Fig. 13 (b) and Fig. 14 (b) show the recorded pressure time histories for the incident wave with nominal wave height around 40 mm. The pressures shown in Fig. 13 (b) and Fig. 14 (b) are normalized by the hydrostatic pressure (ρgh), where ρ is the density of water, g is the gravitational acceleration and h is the nominal wave height. The front pressures exhibit almost a similar trend with horizontal force. After reaching the peak, the pressures then decrease gradually but remain at the hydrostatic pressure for a much longer period subsequently. Besides, it can be observed that the maximum horizontal force occurs almost at the same time instance with the occurrence of peak pressures recorded by the front pressure gauges. The front peak pressures on H36 and H66 building models are approximately 1.7 and 2 times the hydrostatic pressure respectively. On the other hand, the wave pressures at back face of the building models pick up slightly later than the front pressure. This is due to the fact that there is time when no water can be observed at the back face of building model as the wave first hit the building models. The back pressures then increase gradually until they reach up to the hydrostatic pressure. Based on the results, the front and back pressures at the bottom of the building model achieve similar pressure which is about the hydrostatic pressure when the wave heights at front and back faces of building model are the same.

Figure 11. Sequence of wave attack on H36 building model (h = 40 mm)

Figure 12. Sequence of wave attack on H66 building model (h = 40 mm)

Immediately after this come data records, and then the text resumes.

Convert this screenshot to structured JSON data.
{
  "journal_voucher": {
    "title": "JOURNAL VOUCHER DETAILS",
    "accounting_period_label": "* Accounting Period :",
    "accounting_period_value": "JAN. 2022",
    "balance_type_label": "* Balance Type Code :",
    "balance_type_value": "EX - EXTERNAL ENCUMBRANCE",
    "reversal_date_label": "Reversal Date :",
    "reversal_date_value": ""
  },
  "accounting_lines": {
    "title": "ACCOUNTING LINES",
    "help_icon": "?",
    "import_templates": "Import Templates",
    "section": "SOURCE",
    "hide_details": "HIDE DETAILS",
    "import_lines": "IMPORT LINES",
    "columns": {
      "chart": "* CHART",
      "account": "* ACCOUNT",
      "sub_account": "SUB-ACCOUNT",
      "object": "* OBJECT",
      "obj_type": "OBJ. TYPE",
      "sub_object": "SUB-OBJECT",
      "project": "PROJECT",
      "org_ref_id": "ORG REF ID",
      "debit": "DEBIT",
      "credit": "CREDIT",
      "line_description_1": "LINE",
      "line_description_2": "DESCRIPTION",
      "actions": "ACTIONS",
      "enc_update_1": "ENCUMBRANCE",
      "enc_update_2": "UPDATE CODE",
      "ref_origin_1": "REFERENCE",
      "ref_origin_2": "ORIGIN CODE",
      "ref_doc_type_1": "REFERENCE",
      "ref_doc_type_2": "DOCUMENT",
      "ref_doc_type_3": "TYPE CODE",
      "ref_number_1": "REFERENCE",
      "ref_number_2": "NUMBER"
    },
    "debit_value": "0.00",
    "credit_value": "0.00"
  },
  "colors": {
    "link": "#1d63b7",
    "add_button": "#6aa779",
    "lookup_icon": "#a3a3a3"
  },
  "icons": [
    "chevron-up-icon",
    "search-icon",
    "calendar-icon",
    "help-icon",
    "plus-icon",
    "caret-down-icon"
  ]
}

Figure 13. Time histories of (a) wave forces and (b) wave pressures on H36 building model

Figure 14. Time histories of (a) wave forces and (b) wave pressures on H66 building model

Fig. 15 and Fig. 16 present the vertical distribution of pressure for the front and back faces of the both building models (H36 and H66) for the incident wave with nominal wave height around 40 mm. It is noted that the elevation of the pressure gauge from the ground (z) will affect the value of the pressure obtained. Based on the plots in Fig. 15 and Fig. 16, the wave pressure forms a rather equivalent triangular distribution with the greatest pressure at the base of building models. The pressures at the higher location of the models show lower or minimum readings. As the wave first hit the building models, hydrostatic pressure distribution seems to be dominant at the front face of the building models. As the wave height increase over time, the pressures increase gradually. At the time of around 3 s, pressures mainly consist of hydrodynamic pressures as the pressures reach their peak values (Fig. 15 (a) and Fig. 16 (a)). At the back face of the building models, hydrostatic pressure distribution which is depth dependent is dominant as the peak pressure is almost equal to hydrostatic pressure.

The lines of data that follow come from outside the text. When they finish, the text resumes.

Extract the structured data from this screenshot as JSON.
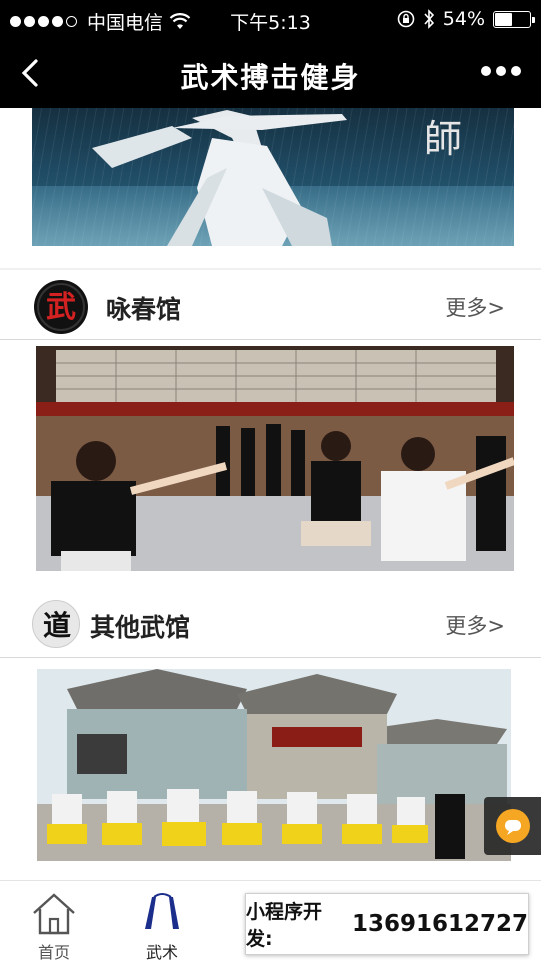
{
  "status_bar": {
    "carrier": "中国电信",
    "time": "下午5:13",
    "battery_text": "54%",
    "battery_level": 0.54
  },
  "nav": {
    "title": "武术搏击健身"
  },
  "sections": [
    {
      "logo_char": "武",
      "title": "咏春馆",
      "more": "更多>"
    },
    {
      "logo_char": "道",
      "title": "其他武馆",
      "more": "更多>"
    }
  ],
  "banner": {
    "overlay_glyph": "師"
  },
  "tabs": [
    {
      "label": "首页",
      "icon": "home-icon",
      "active": false
    },
    {
      "label": "武术",
      "icon": "nunchaku-icon",
      "active": true
    },
    {
      "label": "",
      "icon": "tab-icon-3",
      "active": false
    },
    {
      "label": "",
      "icon": "tab-icon-4",
      "active": false
    },
    {
      "label": "",
      "icon": "tab-icon-5",
      "active": false
    }
  ],
  "promo": {
    "label": "小程序开发:",
    "phone": "13691612727"
  },
  "colors": {
    "bar_bg": "#000000",
    "chat_accent": "#f5a623",
    "logo_red": "#d42121"
  }
}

Figure 15. Vertical distribution of pressure at the (a) front face and (b) back face of H36 building model

Figure 16. Vertical distribution of pressure at the (a) front face and (b) back face of H66 building model

5. Conclusions

The experiment has significantly achieved the main objective of the study. Tsunami modeling and its impact onto the simplified onshore buildings (total building height of 3.6 m and 6.6 m) were successfully carried out. The forces and pressures acted on the H36 and H66 building models are obtained from the experimental studies. These experimental results provide useful information for the dynamic analysis in the later stage of the study that will contribute towards the design of tsunami-resistant buildings in Penang Island, Malaysia.

ACKNOWLEDGEMENTS

The authors would like to express their gratitude to the Ministry of Science, Technology and Innovation (MOSTI), Malaysia for funding this study through Science Fund Research Grant (04-01-05-SF0562) and JICA Project for AUN/SEED-Net through Collaborative Research for Alumni (CRA) 2013. Special appreciation also goes to Mr. Chiew Lerk Qing, Mr. Cheong Kah Win, Mr. Tee Yi Cong and Mr. Chun Jan Bong for their contributions in conducting physical experiment.